Wow thanks for all the info, where to start hey, ok hubby is a time served joiner and welder and can put his hand to everything and anything (living in Tenerife you need to be able to)

I don´t mind living in a Spanish community but i also want to be within a 20 mins walk or should i say stumble of a pub or 2 with British folk in it if ya know what i mean,

I think i´m gonna have to get on the net and book us a wks holiday over there to check the place out,

Thanks for the info


----------



## fergie (Oct 4, 2010)

Well, we have had lots of work done on our house, carpentry, joinery, metal work/welding, electrics and plumbing, and live just up the coast from Benidorm, these guys have all done a fantastic job, but each one individually is scraping around for other work, many people can't afford to keep a leaky roof over their head, let alone afford to have have work done, so we are very fortunate.
Most of the workmen i have had, work by recommending their longstanding group of mates/network in different trades, that is how it is done here in Spain. We have found the 'odd' workmen out of this core group ourselves with research, and felt like judas, for betraying the core group who have done a lot of work here-which I must add is nearly done, and we are really happy with. However we have needed the special skills which the core group didn't have, so they remain loyal in case we need them in the future.
Your best bet is to take a holiday to Benidorm and get to know people and look around. Good Luck.


----------



## samnickgodber (Feb 29, 2012)

fergie said:


> Well, we have had lots of work done on our house, carpentry, joinery, metal work/welding, electrics and plumbing, and live just up the coast from Benidorm, these guys have all done a fantastic job, but each one individually is scraping around for other work, many people can't afford to keep a leaky roof over their head, let alone afford to have have work done, so we are very fortunate.
> Most of the workmen i have had, work by recommending their longstanding group of mates/network in different trades, that is how it is done here in Spain. We have found the 'odd' workmen out of this core group ourselves with research, and felt like judas, for betraying the core group who have done a lot of work here-which I must add is nearly done, and we are really happy with. However we have needed the special skills which the core group didn't have, so they remain loyal in case we need them in the future.
> Your best bet is to take a holiday to Benidorm and get to know people and look around. Good Luck.



Hi,
Having a holiday over there is something that we are gonna do very soon, 
We know how it works in Spain with work and loyalty with other tradesmen ect as its the same here in Tenerife, Without sounding to confident i don´t think my hubby will have too much trouble making a name for him-self over there in the trade work as he had to do that over here and it took him around 1-2 yrs to have people calling him at all hours for needing work lol,,,,,

Thanks for the advice


----------



## djfwells (Sep 28, 2009)

I'm 30 Mins up the road from Benidorm, and honestly, I can't see the grass being any greener over here. If you are seriously looking at running away from Tenerife I can't see how the Costa Blanca is a good place for you to stick a pin in the map.


----------



## Seb* (Mar 22, 2009)

djfwells said:


> I'm 30 Mins up the road from Benidorm, and honestly, I can't see the grass being any greener over here. If you are seriously looking at running away from Tenerife I can't see how the Costa Blanca is a good place for you to stick a pin in the map.

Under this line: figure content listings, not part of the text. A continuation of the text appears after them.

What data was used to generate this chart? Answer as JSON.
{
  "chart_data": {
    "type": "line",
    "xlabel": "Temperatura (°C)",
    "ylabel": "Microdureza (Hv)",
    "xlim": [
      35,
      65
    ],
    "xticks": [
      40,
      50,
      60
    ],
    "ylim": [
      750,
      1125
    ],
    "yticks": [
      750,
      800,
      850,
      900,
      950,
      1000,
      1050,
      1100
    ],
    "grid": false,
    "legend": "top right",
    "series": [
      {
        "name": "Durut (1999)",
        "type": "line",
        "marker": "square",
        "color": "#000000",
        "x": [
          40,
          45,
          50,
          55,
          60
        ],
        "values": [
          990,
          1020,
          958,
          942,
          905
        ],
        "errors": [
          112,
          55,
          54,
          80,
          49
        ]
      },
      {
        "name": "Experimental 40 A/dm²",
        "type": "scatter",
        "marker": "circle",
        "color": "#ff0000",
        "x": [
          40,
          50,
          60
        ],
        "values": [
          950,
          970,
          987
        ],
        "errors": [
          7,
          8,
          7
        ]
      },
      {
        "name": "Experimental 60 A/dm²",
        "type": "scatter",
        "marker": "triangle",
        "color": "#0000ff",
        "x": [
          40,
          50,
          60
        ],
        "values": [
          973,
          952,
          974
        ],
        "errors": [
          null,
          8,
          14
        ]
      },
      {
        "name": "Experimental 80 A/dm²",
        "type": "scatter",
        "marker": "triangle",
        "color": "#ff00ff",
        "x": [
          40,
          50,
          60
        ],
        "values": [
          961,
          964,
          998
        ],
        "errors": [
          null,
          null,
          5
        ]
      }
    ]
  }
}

I totally agree here. I could understand the other way around though, especially if you are settled already


----------



## samnickgodber (Feb 29, 2012)

*Whats it like to live in Alcalali/Alcanali*

As the title sayrs really,
We are looking to move from Tenerife to Alicante area and are looking for ideal places to rent and this area seems to have reasonable places to rent, so does anyone know what the area is like ?

Thanks


----------



## bob_bob (Jan 5, 2011)

Cheaper rent is often a good indicator of potential income from an area.

I don't know Tenerife well at all (Gran Canaria is my port of choice) but you will certainly rent more for your € on mainland Spain, chilly winters etc keep prices down and of course the economics of the mainland. 

You need to visit, look, and look hard. Lots of brits are moving back 'home', the housing market is still falling and your hubby will be up against a lot of skilled people who have been 'networking' for years.


----------



## samnickgodber (Feb 29, 2012)

bob_bob said:


> Cheaper rent is often a good indicator of potential income from an area.
> 
> I don't know Tenerife well at all (Gran Canaria is my port of choice) but you will certainly rent more for your € on mainland Spain, chilly winters etc keep prices down and of course the economics of the mainland.
> 
> You need to visit, look, and look hard. Lots of brits are moving back 'home', the housing market is still falling and your hubby will be up against a lot of skilled people who have been 'networking' for years.


Tenerife is on the down, it has got worse in the last couple of years and we have decided that Tenerife is just not for us anymore and coming to the mainland will be better for us before we get to live in the states, we originally thought about the Benidorm area but are now thinking maybe Malaga area could be a contender too,,,, so which one do you guys think is the best for work, play and with an English community but not too in the thick of it, we will both have a vehicle each so a maximum travel time of 45mins each way to and from work would be ok,,, maybe i should start a new thread x


----------



## xabiaxica (Jun 23, 2009)

samnickgodber said:


> Tenerife is on the down, it has got worse in the last couple of years and we have decided that Tenerife is just not for us anymore and coming to the mainland will be better for us before we get to live in the states, we originally thought about the Benidorm area but are now thinking maybe Malaga area could be a contender too,,,, so which one do you guys think is the best for work, play and with an English community but not too in the thick of it, we will both have a vehicle each so a maximum travel time of 45mins each way to and from work would be ok,,, maybe i should start a new thread x


a new thread is a good idea - but I don't think it will make a whole lot of difference to the kind of answers you get

if anything - it's even worse in that neck of the woods


----------